Life in the Covid Cloud
Life at the moment is heavy. With everything that is happening in the world my heart feels weighed down.
Usually at the beginning of the year I feel hopeful and inspired to get the year on a roll.
I used January this year as the “tester” month because 2020 was a bit of a dumpster fire.
My hope was that I would find some new life and vigor in February. It is the month of love and the weather is gorgeous but I am struggling to fight the fog.
I feel weird and even ungrateful to feel this way. I am so incredibly blessed with my life and my beautiful family.
The atmosphere has felt heavy, wherever I go. I have had no inspiration when it comes to the things, I used to be passionate about; recipe development has turned into my family eating sandwiches and I have barely written a blog post this year.
Is everyone else feeling just bleghhh…?
2021 is the year that I wanted to re-join the work force. Going into my third year of being a Stay At Home Mom, has filled me with anxiety. Originally, I was only going to stay at home for a year, then 2020 hit and the job prospect I had disappeared.
Now I’m filled with self-doubt. I feel like a dinosaur and will anyone even want to hire me. My previous work experience was in Public Relations, media, and social media management. 2020 saw print media in South Africa go up in fire, with hundreds of titles closing their doors. I often wonder if my skill set is marketable and needed in the current work force.

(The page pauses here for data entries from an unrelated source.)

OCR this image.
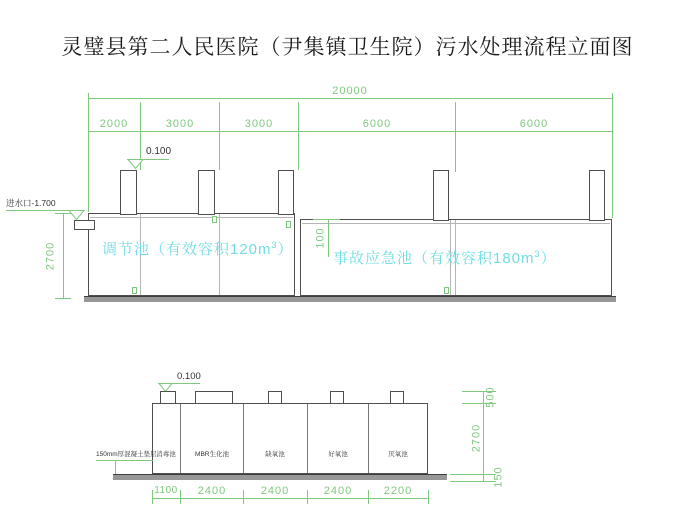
灵璧县第二人民医院（尹集镇卫生院）污水处理流程立面图
20000
2000	3000	3000	6000	6000
0.100
进水口-1.700
2700
100
调节池（有效容积$120m^3$）
事故应急池（有效容积$180m^3$）
0.100
150mm厚混凝土垫层 消毒池	MBR生化池	缺氧池	好氧池	厌氧池
1100 2400	2400	2400	2200
500
2700
150
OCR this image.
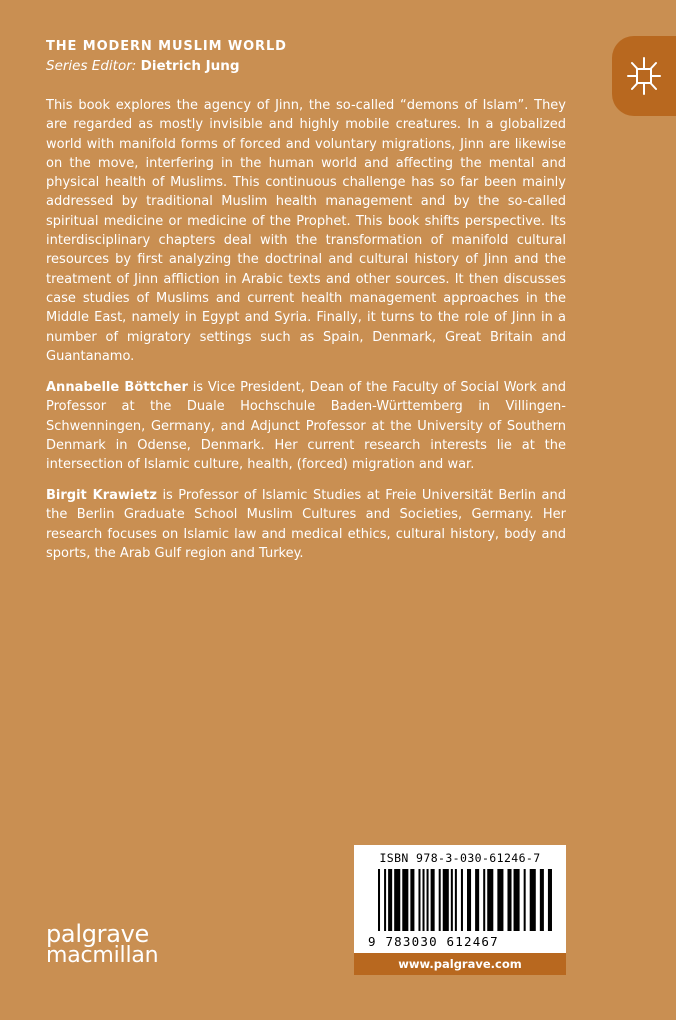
THE MODERN MUSLIM WORLD

Series Editor: Dietrich Jung

This book explores the agency of Jinn, the so-called “demons of Islam”. They are regarded as mostly invisible and highly mobile creatures. In a globalized world with manifold forms of forced and voluntary migrations, Jinn are likewise on the move, interfering in the human world and affecting the mental and physical health of Muslims. This continuous challenge has so far been mainly addressed by traditional Muslim health management and by the so-called spiritual medicine or medicine of the Prophet. This book shifts perspective. Its interdisciplinary chapters deal with the transformation of manifold cultural resources by first analyzing the doctrinal and cultural history of Jinn and the treatment of Jinn affliction in Arabic texts and other sources. It then discusses case studies of Muslims and current health management approaches in the Middle East, namely in Egypt and Syria. Finally, it turns to the role of Jinn in a number of migratory settings such as Spain, Denmark, Great Britain and Guantanamo.

Annabelle Böttcher is Vice President, Dean of the Faculty of Social Work and Professor at the Duale Hochschule Baden-Württemberg in Villingen-Schwenningen, Germany, and Adjunct Professor at the University of Southern Denmark in Odense, Denmark. Her current research interests lie at the intersection of Islamic culture, health, (forced) migration and war.

Birgit Krawietz is Professor of Islamic Studies at Freie Universität Berlin and the Berlin Graduate School Muslim Cultures and Societies, Germany. Her research focuses on Islamic law and medical ethics, cultural history, body and sports, the Arab Gulf region and Turkey.

ISBN 978-3-030-61246-7
9 783030 612467
www.palgrave.com
palgrave
macmillan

More than ever, I want to contribute to our family finances. Saving every cent and having a nest egg is so imperative. Luckily, I was good about saving money when I was working. Money is not the only reason I want to start working again, it is about self-sufficiency and fulfilment. I want to be able to talk to my husband about something exciting that happened at work, not just the daily boring home life. Having my own money has always been important to me, I have seen numerous women be financially destroyed by a divorce or death of their spouse.
No one plans to get divorced or loose a spouse, but its so important to be prepared for the worst.
I want to be more of a partner to my husband and shoulder some of the financial responsibilities. I would like to buy him a gift or surprise him with a weekend away that he didn’t have to pay for.
My daughter is my primary concern. Will my working negatively impact her? The schools open and close at a drop of the hat (COVID), how will I juggle having her at home and working at the same time? Are there half day jobs that can accommodate a working mother? So many questions, so many scenarios.
I am continuously on the look out for a business idea. That illusive unicorn.
Oh, you know that idea that will fulfil you creatively but also pay the bills.
Stressing about this makes me feel guilty, as I know so many people who are in worse shape. So many people have lost their jobs, been put on half time at work, severely understaffed, lost their business or lost loved ones.
COVID-19 and lockdown have brought about emotions that I did not expect to feel. More than ever, I am keenly aware of my life and its many privileges.
The effects of COVID-19 19 will be felt for years if not decades to come.
Has COVID-19 19 brought out a feeling helplessness in you? How are you fighting the COVID-19 cloud?